The group have played at festivals including Glastonbury, Musicport, Port Eliot Festival, the Mayor of London's Thames Festival and Celebrating Sanctuary. They were also special guests of English Heritage for the Summer Solstice at Stonehenge in 2009.

== Releases ==
The Lani Singers have released two album Ninalik Ndawi and Ninalik Arirak.

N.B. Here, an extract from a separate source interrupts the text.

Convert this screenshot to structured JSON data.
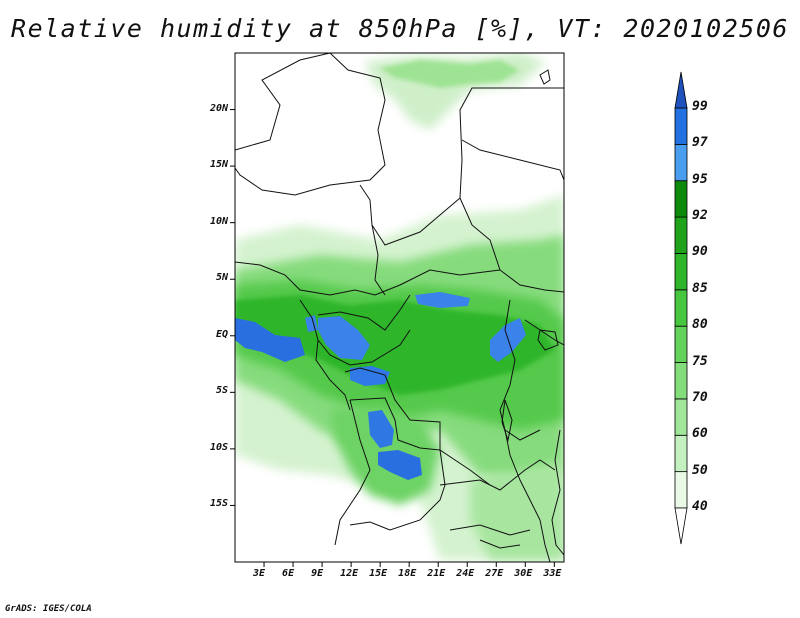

The group's first album, Ninalik Ndawi, translates into English as Freedom Song. The album was released in November 2008 through the British independent record label Dancing Turtle Records. The album is described in the sleeve notes as being a mixture of traditional songs passed down through the generations by elders, as well some of their own compositions reflective of their plight. It was produced by Engin Hassan, and as well as Benny and Maria also featured English musicians Roger Harmar on fretless bass and Nick Radcliffe on slide guitar. The album was described by the Guardian newspaper in the UK as 'a gently haunting, rhythmic set that results from a remarkable personal story, and a little-reported struggle'. The group also undertook interviews and live sessions on BBC Radio 3 and BBC Radio London to support the release.

The group's second album, Ninalik Arirak, was released in 2013.